A06: Detecting Spam Comments
Using this dataset, build a random forest classifier that accurately (>= 95% accuracy) detects spam YouTube comments. Use all the data files, totalling 1956 rows.
You are also required to demonstrate a few extra features:
- use of scikit-learn’s pipeline feature to sequence together several processing steps (e.g., bag-of-words, then tfidf, then random forest)
- use of scikit-learn’s
GridSearchCVto search for optimal parameter values for bag-of-words, tfidf, and random forest parameters
- use of scikit-learn’s save model feature to save the random forest model and bag-of-words dictionary and reload them to predict spam/not-spam for a new comment not in the dataset (make one up)

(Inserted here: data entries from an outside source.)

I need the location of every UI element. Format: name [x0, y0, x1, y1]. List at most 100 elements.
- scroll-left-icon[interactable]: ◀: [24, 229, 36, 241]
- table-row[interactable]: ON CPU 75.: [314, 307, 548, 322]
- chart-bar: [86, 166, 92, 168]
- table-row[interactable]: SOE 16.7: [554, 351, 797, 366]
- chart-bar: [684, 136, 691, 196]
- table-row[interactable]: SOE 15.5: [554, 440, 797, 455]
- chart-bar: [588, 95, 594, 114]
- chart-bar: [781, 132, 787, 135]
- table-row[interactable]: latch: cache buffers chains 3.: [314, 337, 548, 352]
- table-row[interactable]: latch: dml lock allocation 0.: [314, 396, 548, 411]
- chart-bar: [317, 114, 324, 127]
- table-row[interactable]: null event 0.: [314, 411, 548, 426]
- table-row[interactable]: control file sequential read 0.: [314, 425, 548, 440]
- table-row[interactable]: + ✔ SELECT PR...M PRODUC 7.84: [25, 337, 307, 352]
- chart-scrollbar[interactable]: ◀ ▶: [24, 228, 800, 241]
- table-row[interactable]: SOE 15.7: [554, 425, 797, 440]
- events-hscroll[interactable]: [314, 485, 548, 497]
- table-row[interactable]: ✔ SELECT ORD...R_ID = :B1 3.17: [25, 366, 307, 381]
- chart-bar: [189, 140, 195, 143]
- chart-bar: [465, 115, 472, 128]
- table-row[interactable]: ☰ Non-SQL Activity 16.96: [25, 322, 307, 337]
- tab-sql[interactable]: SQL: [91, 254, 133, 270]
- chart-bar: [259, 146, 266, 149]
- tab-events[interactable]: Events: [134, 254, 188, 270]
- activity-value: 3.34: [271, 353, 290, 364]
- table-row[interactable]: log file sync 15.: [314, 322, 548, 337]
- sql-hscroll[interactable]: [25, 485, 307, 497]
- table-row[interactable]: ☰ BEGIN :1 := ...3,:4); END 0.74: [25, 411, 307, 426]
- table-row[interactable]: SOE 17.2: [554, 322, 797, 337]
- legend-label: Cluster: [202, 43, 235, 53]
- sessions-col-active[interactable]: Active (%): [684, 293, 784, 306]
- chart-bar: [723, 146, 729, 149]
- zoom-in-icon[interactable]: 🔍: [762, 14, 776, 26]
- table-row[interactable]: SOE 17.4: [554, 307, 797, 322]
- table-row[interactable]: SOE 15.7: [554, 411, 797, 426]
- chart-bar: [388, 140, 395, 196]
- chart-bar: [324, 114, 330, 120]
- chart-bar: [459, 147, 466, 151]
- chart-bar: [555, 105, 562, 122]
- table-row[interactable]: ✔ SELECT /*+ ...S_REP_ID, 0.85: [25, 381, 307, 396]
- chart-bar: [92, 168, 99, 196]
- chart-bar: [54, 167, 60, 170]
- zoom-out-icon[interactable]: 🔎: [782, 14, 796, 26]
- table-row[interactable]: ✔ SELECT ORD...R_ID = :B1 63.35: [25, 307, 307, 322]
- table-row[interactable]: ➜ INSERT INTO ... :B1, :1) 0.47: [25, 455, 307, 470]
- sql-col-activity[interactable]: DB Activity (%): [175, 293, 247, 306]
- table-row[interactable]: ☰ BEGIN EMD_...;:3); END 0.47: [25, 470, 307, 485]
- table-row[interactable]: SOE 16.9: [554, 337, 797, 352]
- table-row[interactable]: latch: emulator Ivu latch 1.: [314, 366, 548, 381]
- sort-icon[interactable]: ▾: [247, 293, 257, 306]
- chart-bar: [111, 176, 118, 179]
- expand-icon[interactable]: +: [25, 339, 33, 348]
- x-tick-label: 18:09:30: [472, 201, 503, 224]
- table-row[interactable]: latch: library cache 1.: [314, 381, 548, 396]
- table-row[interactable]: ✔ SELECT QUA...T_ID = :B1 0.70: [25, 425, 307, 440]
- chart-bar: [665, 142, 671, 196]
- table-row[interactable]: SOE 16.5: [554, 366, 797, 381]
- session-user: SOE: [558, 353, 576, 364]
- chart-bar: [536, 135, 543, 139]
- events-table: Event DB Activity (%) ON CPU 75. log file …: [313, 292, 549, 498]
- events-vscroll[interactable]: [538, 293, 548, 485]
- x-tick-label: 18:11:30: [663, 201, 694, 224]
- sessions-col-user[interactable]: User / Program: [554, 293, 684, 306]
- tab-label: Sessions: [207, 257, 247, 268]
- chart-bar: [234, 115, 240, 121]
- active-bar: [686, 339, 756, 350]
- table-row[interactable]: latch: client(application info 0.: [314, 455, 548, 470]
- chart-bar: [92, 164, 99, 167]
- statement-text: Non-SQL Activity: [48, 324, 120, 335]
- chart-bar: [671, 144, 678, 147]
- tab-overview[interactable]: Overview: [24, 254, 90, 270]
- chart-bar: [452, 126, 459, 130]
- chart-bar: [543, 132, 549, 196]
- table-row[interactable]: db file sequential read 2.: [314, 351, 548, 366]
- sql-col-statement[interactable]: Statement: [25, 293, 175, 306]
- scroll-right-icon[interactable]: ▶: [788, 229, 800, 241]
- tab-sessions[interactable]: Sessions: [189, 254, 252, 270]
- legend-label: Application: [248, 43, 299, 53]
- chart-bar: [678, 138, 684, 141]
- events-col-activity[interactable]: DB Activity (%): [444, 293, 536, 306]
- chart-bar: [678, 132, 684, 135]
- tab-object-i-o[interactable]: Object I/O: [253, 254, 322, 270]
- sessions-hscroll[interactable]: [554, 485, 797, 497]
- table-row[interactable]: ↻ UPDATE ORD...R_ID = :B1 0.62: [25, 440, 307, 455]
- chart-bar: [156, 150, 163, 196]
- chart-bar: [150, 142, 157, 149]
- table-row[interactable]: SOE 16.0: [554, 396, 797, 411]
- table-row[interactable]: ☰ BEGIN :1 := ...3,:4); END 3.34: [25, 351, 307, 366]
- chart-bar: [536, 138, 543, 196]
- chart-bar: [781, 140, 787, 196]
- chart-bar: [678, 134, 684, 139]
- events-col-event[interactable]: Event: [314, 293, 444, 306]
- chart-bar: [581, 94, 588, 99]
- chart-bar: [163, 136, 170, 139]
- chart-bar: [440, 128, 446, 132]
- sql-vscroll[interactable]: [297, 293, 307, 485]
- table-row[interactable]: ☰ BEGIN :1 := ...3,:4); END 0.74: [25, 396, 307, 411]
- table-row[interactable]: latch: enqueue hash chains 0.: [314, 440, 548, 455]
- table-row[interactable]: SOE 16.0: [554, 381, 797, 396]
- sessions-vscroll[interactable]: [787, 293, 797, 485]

Produce a single PDF or Jupyter notebook that includes the following:
- Code for all steps.
- Loading the dataset, building a pipeline, performing a grid search for parameters, saving the models and reloading the models, predicting a single new comment.
- 5 pts: All deliverables present.
- 4 pts: All deliverables present except the model saving and reloading.
- 3 pts: All deliverables present except the model saving and reloading and grid search.
- 2 pts: Inappropriate dataset cleaning and processing, but most code is correct.
- 0-1 pts: Inappropriate dataset cleaning and processing and most code is incorrect.